How can I delete this [censored]?

You probably want to delete all infected files first. Just run file search for all files with “CreateFile(pchar(d+$bak$),0,0,0,3,0,0);” line in them. Delete all found files.

Now it’s Delphi’s turn: just reinstall it. It should be enough.

There is no simple way to remove bad code from already compiled applications manually. You should rebuild all of your applications.

Are there any known affected applications?

Well, infection was confirmed for such applications as: Miranda (Delphi’s plug-ins), QIP, AIMP, Infinity Box. Those are quite popular in Russia. And those are only “Big Names” ones. And I’m not the first, who detected it. For example (quite funny dialog, BTW). Those people just wasn’t persistent enough to push it to the end. Nobody has realized that this is a well-spread virus.

Is it serious?

Depends on what you’re asking about.

If you want to know about this particular virus, then the answer is: NO. This thing does nothing, except replicating itself.

If you ask about any threat of such sort, then the answer is probably: YES. Well, at least it’s so for Delphi’s developers. Look, that thing was here for few years and nobody didn’t notice it. It was detected only because it is buggy (see below). What if there are other such things lives on our Delphi’s out there? They may be not such innocent, as this one, and may be bug-less, so it’s harder to notice. Developers often tends to work in “weaker” environment: i.e. with UAC off, under administrator account, with disabled A/V, etc, etc. Those conditions are like heavens for viruses.

Any support from anti-viruses?

I’ve sent an example to Kaspersky’s Lab and Symantec. The Kaspersky’s anti-virus now detect this virus as Virus.Win32.Induc.a. As for the Symantec, there was a reply: "D:\VMWareShared\Project1.exe contains no malicious code, although it may be a nuisance. It is safe to delete this file". So, Symantec’s anti-virus is unable to detect this threat at the current moment. I’m not aware of other anti-virus software, that can detect it.
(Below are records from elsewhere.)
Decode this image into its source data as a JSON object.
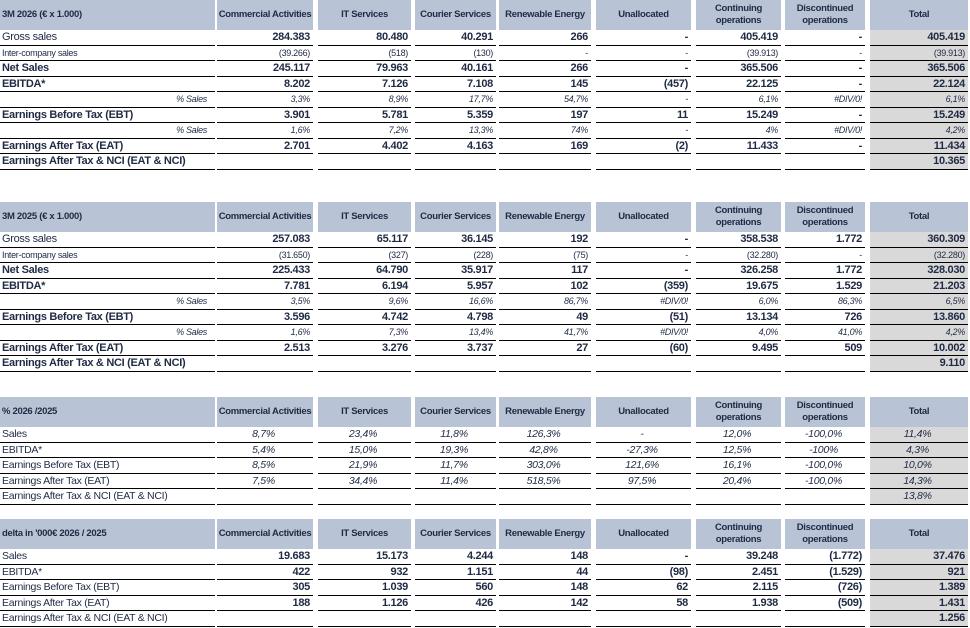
{
  "tables": [
    {
      "title": "3M 2026 (€ x 1.000)",
      "columns": [
        "Commercial Activities",
        "IT Services",
        "Courier Services",
        "Renewable Energy",
        "Unallocated",
        "Continuing operations",
        "Discontinued operations",
        "Total"
      ],
      "rows": [
        {
          "label": "Gross sales",
          "style": "main",
          "values": [
            "284.383",
            "80.480",
            "40.291",
            "266",
            "-",
            "405.419",
            "-"
          ],
          "total": "405.419"
        },
        {
          "label": "Inter-company sales",
          "style": "small",
          "values": [
            "(39.266)",
            "(518)",
            "(130)",
            "-",
            "-",
            "(39.913)",
            "-"
          ],
          "total": "(39.913)"
        },
        {
          "label": "Net Sales",
          "style": "bold",
          "values": [
            "245.117",
            "79.963",
            "40.161",
            "266",
            "-",
            "365.506",
            "-"
          ],
          "total": "365.506"
        },
        {
          "label": "EBITDA*",
          "style": "bold",
          "values": [
            "8.202",
            "7.126",
            "7.108",
            "145",
            "(457)",
            "22.125",
            "-"
          ],
          "total": "22.124"
        },
        {
          "label": "% Sales",
          "style": "pct",
          "values": [
            "3,3%",
            "8,9%",
            "17,7%",
            "54,7%",
            "-",
            "6,1%",
            "#DIV/0!"
          ],
          "total": "6,1%"
        },
        {
          "label": "Earnings Before Tax (EBT)",
          "style": "bold",
          "values": [
            "3.901",
            "5.781",
            "5.359",
            "197",
            "11",
            "15.249",
            "-"
          ],
          "total": "15.249"
        },
        {
          "label": "% Sales",
          "style": "pct",
          "values": [
            "1,6%",
            "7,2%",
            "13,3%",
            "74%",
            "-",
            "4%",
            "#DIV/0!"
          ],
          "total": "4,2%"
        },
        {
          "label": "Earnings After Tax (EAT)",
          "style": "bold",
          "values": [
            "2.701",
            "4.402",
            "4.163",
            "169",
            "(2)",
            "11.433",
            "-"
          ],
          "total": "11.434"
        },
        {
          "label": "Earnings After Tax & NCI (EAT & NCI)",
          "style": "bold",
          "total": "10.365"
        }
      ]
    },
    {
      "title": "3M 2025 (€ x 1.000)",
      "columns": [
        "Commercial Activities",
        "IT Services",
        "Courier Services",
        "Renewable Energy",
        "Unallocated",
        "Continuing operations",
        "Discontinued operations",
        "Total"
      ],
      "rows": [
        {
          "label": "Gross sales",
          "style": "main",
          "values": [
            "257.083",
            "65.117",
            "36.145",
            "192",
            "-",
            "358.538",
            "1.772"
          ],
          "total": "360.309"
        },
        {
          "label": "Inter-company sales",
          "style": "small",
          "values": [
            "(31.650)",
            "(327)",
            "(228)",
            "(75)",
            "-",
            "(32.280)",
            "-"
          ],
          "total": "(32.280)"
        },
        {
          "label": "Net Sales",
          "style": "bold",
          "values": [
            "225.433",
            "64.790",
            "35.917",
            "117",
            "-",
            "326.258",
            "1.772"
          ],
          "total": "328.030"
        },
        {
          "label": "EBITDA*",
          "style": "bold",
          "values": [
            "7.781",
            "6.194",
            "5.957",
            "102",
            "(359)",
            "19.675",
            "1.529"
          ],
          "total": "21.203"
        },
        {
          "label": "% Sales",
          "style": "pct",
          "values": [
            "3,5%",
            "9,6%",
            "16,6%",
            "86,7%",
            "#DIV/0!",
            "6,0%",
            "86,3%"
          ],
          "total": "6,5%"
        },
        {
          "label": "Earnings Before Tax (EBT)",
          "style": "bold",
          "values": [
            "3.596",
            "4.742",
            "4.798",
            "49",
            "(51)",
            "13.134",
            "726"
          ],
          "total": "13.860"
        },
        {
          "label": "% Sales",
          "style": "pct",
          "values": [
            "1,6%",
            "7,3%",
            "13,4%",
            "41,7%",
            "#DIV/0!",
            "4,0%",
            "41,0%"
          ],
          "total": "4,2%"
        },
        {
          "label": "Earnings After Tax (EAT)",
          "style": "bold",
          "values": [
            "2.513",
            "3.276",
            "3.737",
            "27",
            "(60)",
            "9.495",
            "509"
          ],
          "total": "10.002"
        },
        {
          "label": "Earnings After Tax & NCI (EAT & NCI)",
          "style": "bold",
          "total": "9.110"
        }
      ]
    },
    {
      "title": "% 2026 /2025",
      "columns": [
        "Commercial Activities",
        "IT Services",
        "Courier Services",
        "Renewable Energy",
        "Unallocated",
        "Continuing operations",
        "Discontinued operations",
        "Total"
      ],
      "rows": [
        {
          "label": "Sales",
          "style": "ratio",
          "values": [
            "8,7%",
            "23,4%",
            "11,8%",
            "126,3%",
            "-",
            "12,0%",
            "-100,0%"
          ],
          "total": "11,4%"
        },
        {
          "label": "EBITDA*",
          "style": "ratio",
          "values": [
            "5,4%",
            "15,0%",
            "19,3%",
            "42,8%",
            "-27,3%",
            "12,5%",
            "-100%"
          ],
          "total": "4,3%"
        },
        {
          "label": "Earnings Before Tax (EBT)",
          "style": "ratio",
          "values": [
            "8,5%",
            "21,9%",
            "11,7%",
            "303,0%",
            "121,6%",
            "16,1%",
            "-100,0%"
          ],
          "total": "10,0%"
        },
        {
          "label": "Earnings After Tax (EAT)",
          "style": "ratio",
          "values": [
            "7,5%",
            "34,4%",
            "11,4%",
            "518,5%",
            "97,5%",
            "20,4%",
            "-100,0%"
          ],
          "total": "14,3%"
        },
        {
          "label": "Earnings After Tax & NCI (EAT & NCI)",
          "style": "ratio",
          "total": "13,8%"
        }
      ]
    },
    {
      "title": "delta in '000€ 2026 / 2025",
      "columns": [
        "Commercial Activities",
        "IT Services",
        "Courier Services",
        "Renewable Energy",
        "Unallocated",
        "Continuing operations",
        "Discontinued operations",
        "Total"
      ],
      "rows": [
        {
          "label": "Sales",
          "style": "delta",
          "values": [
            "19.683",
            "15.173",
            "4.244",
            "148",
            "-",
            "39.248",
            "(1.772)"
          ],
          "total": "37.476"
        },
        {
          "label": "EBITDA*",
          "style": "delta",
          "values": [
            "422",
            "932",
            "1.151",
            "44",
            "(98)",
            "2.451",
            "(1.529)"
          ],
          "total": "921"
        },
        {
          "label": "Earnings Before Tax (EBT)",
          "style": "delta",
          "values": [
            "305",
            "1.039",
            "560",
            "148",
            "62",
            "2.115",
            "(726)"
          ],
          "total": "1.389"
        },
        {
          "label": "Earnings After Tax (EAT)",
          "style": "delta",
          "values": [
            "188",
            "1.126",
            "426",
            "142",
            "58",
            "1.938",
            "(509)"
          ],
          "total": "1.431"
        },
        {
          "label": "Earnings After Tax & NCI (EAT & NCI)",
          "style": "delta",
          "total": "1.256"
        }
      ]
    }
  ]
}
Note, that this "assistance" from anti-viruses is not enough. If you just recompile this thing under Delphi 2009 - then every anti-virus will put a "passed"/"all clean" mark on your exes. Again: nobody notices. And think: if there will be other modifications?

How to stay protected?

You may want to create \Lib\SysConst.bak file (file's content doesn't matter) to prevent further infections. This particular virus creates a backup copy of dcu-file before infection and uses it as "infection completed" flag (such a nice guy, eh?). So, if you create SysConst.bak manually - this will prevent virus from messing with dcus, as it will think that his work is done here.

But I afraid that the only 100%-reliable way to be protected is to keep an eye on your Delphi’s folder. Just do periodic compares with backup’s copy. I’m not sure if it is an overkill, but putting it in SVN may be not-so-bad idea. If your anti-virus software has some sort of file-changes-tracking capabilities – then you’d better put \Lib and \Source folder under it's control.

What runtime error 3 has to do with all of this?

Well, this virus has an error in its code. Infected applications will crush with “Runtime error 3” on machines, which have invalid or damaged Delphi’s registry entries (for example: you’ve uninstalled or upgraded Delphi). No, EurekaLog is unable to catch it, because virus inject itself into SysConst unit – it is executed far before any code from EurekaLog is able to run.